DX 8 was the 1st rev of programmable shading for D3D, but was very limited for pixel shaders. Very. Just as a note, DPlay actually got a lot better in this release. At this point I became the DX SDK PM. Released 2000.

Dx 8.1 was an intermediate step from the D3D perspective with support for an advanced pixel shader model, 1.4, which was better than the 1.1 in D3D8 but still not very general. Released 2001.

DX 9 was the SM2.0 release with really good pixel shaders, compatibility with DShow, the last unified toolkit release, and was in my opinion the high-water mark of DirectX. I have an internal politics post that I may decide to make some day to discuss what has happened to the integrated multimedia toolkit that was DirectX, but I digress. Released Dec 2002.

DX 10 is really Direct3D 10 and is only about 3D. And also Vista only, which was a huge break with the past. Certainly the API churn was huge, the flip of the texture formats disabled previous generation D3D content, and Geometry Shaders and some of the other interesting bits of D3D10 have not really fulfilled their promise yet, time will tell if they end up doing so.

Now we await D3D11 in Windows 7 and are expecting it to also appear in Vista. ComputeShader, Tesselator, SM 5.0, and a few other bits are the E-ticket rides.

As a retrospective flashback, Alex started appearing down in the valley at Ken Nicholsons "GamePC Consortium" meetings (which I attended) in 1994 and was talking about graphics acceleration, "Funstones", as a benchmark to measure graphics performance, etc - all a huge big hint he was cooking something up back in Redmond.

Second Hand Smoke captures some of that perspective. Although I have to say WinG wasn’t that laughable, just limited to 8-bit modes, which wasn't enough. DDraw accelerated all modes by comparison, which made it way more valuable.

And the perspective on how RL become D3D IM is a bit limited in that it’s accurate enough for RM but doesn't hit enough data points for the IM API.

And D3D definitely was not "jumped on" by 3Dfx, ATI, and nVidia. 3Dfx did all they could to counter-evangelise Glide. ATI and nVidia were helpful true. Nor is Rich Seidner's "Crushed by MS" totally true - I worked with Rich at Kaleida and thus know quite a bit about what really happened.

So don't read Omits' article or any of these articles and believe all of it.

All that and I didn't mention the spaceship at all :-)”

Some one did store the original of this post away here, thanks to Keith Ditchburn. I just touched it up to bring it up to date, and found the links to Omit’s and Rich’s articles. And I still haven't discussed the spaceship story. :-).

1st Post, who am I and what is FutureGPU.Org?

So who am I? See .

So its late on my 7th day ( Day 2 of Week 2 ) at my new gig at Intel in the Larrabee space and I have to admit I was missing blogging.
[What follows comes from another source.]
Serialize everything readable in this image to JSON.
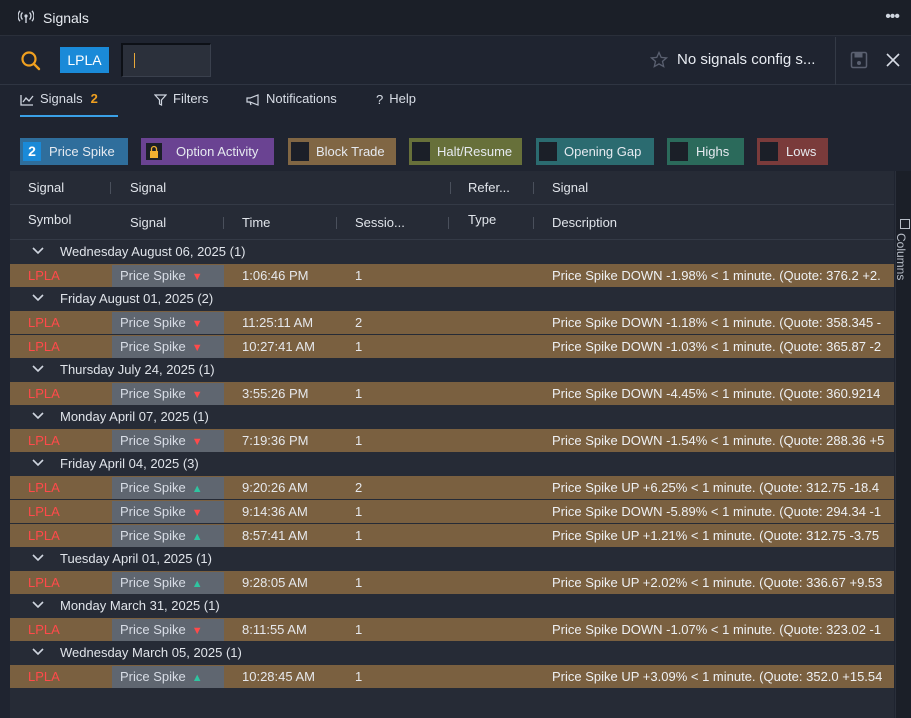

My Flight Sim blog got me hooked.

Now I have my own piece of real estate on the web,, and am going to use it to post my thoughts and musings on things gpu, graphics, and gaming. Maybe not in that order, and maybe occassionally other topics as well. Who knows, maybe I will even get to the DirectX spaceship story.

No I will not talk about any Intel secrets. But I do have a rather unique perspective given my history in the industry and can share that without compromising what I know that isn't public knowledge.

And once things become public knowledge, then I can certainly talk about them. And there are lots of topics that are public. DirectX 11, OpenGL 3.0, various CPU and GPU roadmaps, speculation that is wrong about Larrabee - these are all fair game. :-).

Before I go, I have to say my 1st 7 days at Intel have impressed me already. This is an organization that is serious about engineering. For instance, the approach to meetings is just spot on, taught to everyone, and seems more intentionally organized than at Microsoft. From perusing other blogs, some feel that Intel values like "constructive confrontation" are not used with the same vigor as in the past, but I'll have to make my own observations. And so far the new location isn't as horrid as the switch from single office to cube might sound. Far from it. All in all a good start!